The I-40 wind blew through hair and a favorite CD, “God Loves Ugly,” bumped through my car speakers, nostalgically bringing back memories of a night in San Bernardino, CA, a little more than a month ago.
I was standing in front of the Paid Dues Stage of the Rock the Bells summer tour, where tens of thousands of fans were behind me on the dry, trampled grass that extended up the hill. U.S. Military and San Bernardino Sheriff helicopters circled the crowd, who blew fragrant smoke up at them and extended their middle fingers.
The sun was down and the heat finally fell below 100, and a white rapper was flowing to a song I had never heard. His voice sounded familiar, agonized and self-reflective.
He called himself Sean (Slug) and introduced his producer, the well-dressed, pony-tailed gentleman that was bobbing his head in the back and smoking cigarettes, as Anthony (Ant). I had a suspicion of their identity, but the band I thought they were with, a Minneapolis, MN based partnership called Atmosphere, wasn’t listed on the tour.

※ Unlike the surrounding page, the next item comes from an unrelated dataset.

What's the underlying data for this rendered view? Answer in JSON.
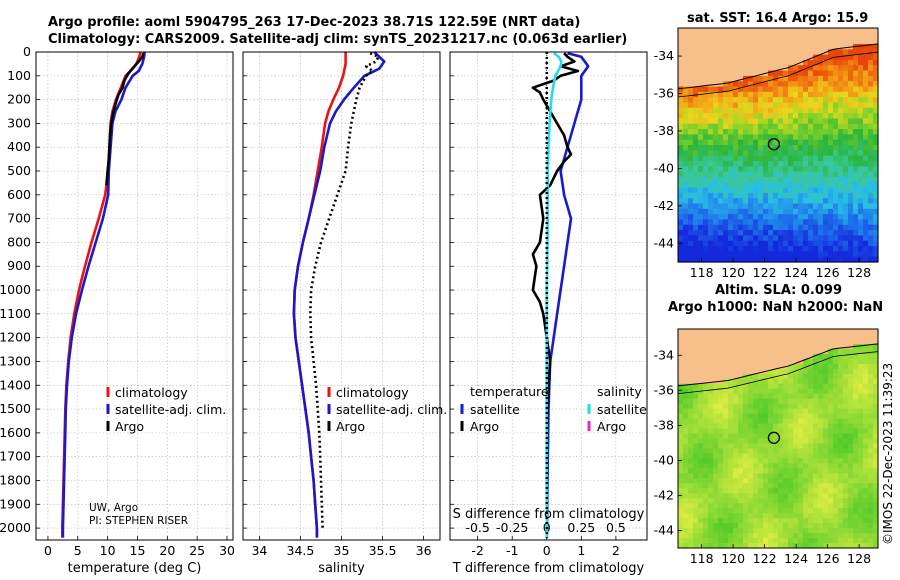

Then a familiar song, “Modern Man’s Hustle” from Atmosphere’s album “God Loves Ugly,” started playing and the crowd screamed wildly. For the next forty-five minutes I stood there, gladly missing performances by Public Enemy and The Roots on the main stage.
An exit sign for Carrboro, NC brought my attention back to the present. I was trying to find The Cat’s Cradle, a small, inconspicuous venue, located in the corner of a shopping plaza. I was about to see Atmosphere, once again, in concert.
After walking in past the congregating crowds, tour busses, and poster-specked exterior, I watched UNC students gather in front of the stage.
Then a large, African-American man walked out wearing flamboyant white goggles, reminiscent of Leonardo DiCaprio in “The Aviator.” Behind him was a large curtain backdrop with a picture of a smiling, blindfolded clown cradling a joint in his lips.
“My name is LuckIam, from the Living Legends crew,” the man said, “and this is the Everybody Loves a Clown tour!”
A song started that I recognized from the opening credits of the Showtime series Weeds, and LuckIam sang along into his microphone, “And there’s DJs and there’s rappers and business executives, and they’re all made out of ticky-tacky and they all sound just the same.”
It became a motif for the night, and each artist that came up spoke out in their own way against the conformity and general “lameness” of today’s radio stations and popular rap songs. The third act, a Kansas based rapper named Mac Lethal, performed hard-hitting anti-pop songs, proclaiming a strong disgust for artists like T-Pain and Fergie. Later he brought out other performers, including LuckIam, and danced to the Soulja Boy song “Crank That” before saying, “Anyone who likes that song get the f— out now!”
LuckIam then brought out a video camera and, while Mac Lethal sang, proclaimed himself “a make out bandit” and filmed strangers kissing each other in the crowd. He then jumped off the stage, grabbed an unsuspecting blonde girl, and kissed her.
Soon, all of the opening acts finished and faint catcalls of “Atmosphere!” could be heard intermittently throughout the audience.
A friend of mine, senior Johanna Christina, spotted LuckIam behind a curtain a few feet behind us and introduced herself as “the president of the magazine club.” She asked him for an interview or, at the very least, if she could wear his goggles.
“If you make out with me,” he replied. She came scurrying back to the crowd to wait, goggle-less.
It was getting close to midnight when the stage lights finally dimmed and the same, haunted figure and his pony-tailed sidekick walked out that I had seen in California. They were accompanied onstage by a live band, bringing a more vibrant, improvised feel to the music.
Slug announced that he was going to play several new songs and, for what seemed like hours, he mixed classics with the new songs and kept the audience jumping, screaming, and dancing until 1 a.m.
He stopped, periodically, to wipe away the sweat that was raining down from his hair or to pull a hat from an open suitcase on the side of the stage. At one point he put on a police cap, reminding me of The Village People, before jumping into a song about police brutality during a routine traffic stop.
Eventually, his black t-shirt was drenched in sweat and, instead of doing the usual encore act of marching off and returning to triumphant applause, decided to skip the formalities and just do it.
His last song was one of my all-time favorites, “Always Coming Back Home to You,” a dark, poetic story about a late night run in with a scared teenager holding a pistol, a weapon dubbed by Slug as “the poor man’s machete.”
The show was over and, as we left, Mac Lethal was signing autographs behind the merchandise counter, LuckIam was probably with his latest make out victim, and we spotted Ant standing in the parking lot with a small crowd of affectionate looking women. I approached him and asked if he’d let me take his picture.
Ant agreed, and when he looked down at the Atmosphere shirt I had just bought a smile crept across his face.
“Do you like my shirt?” I asked.
“Of course I do,” he said, the smile getting bigger. “That is my dream, right there.”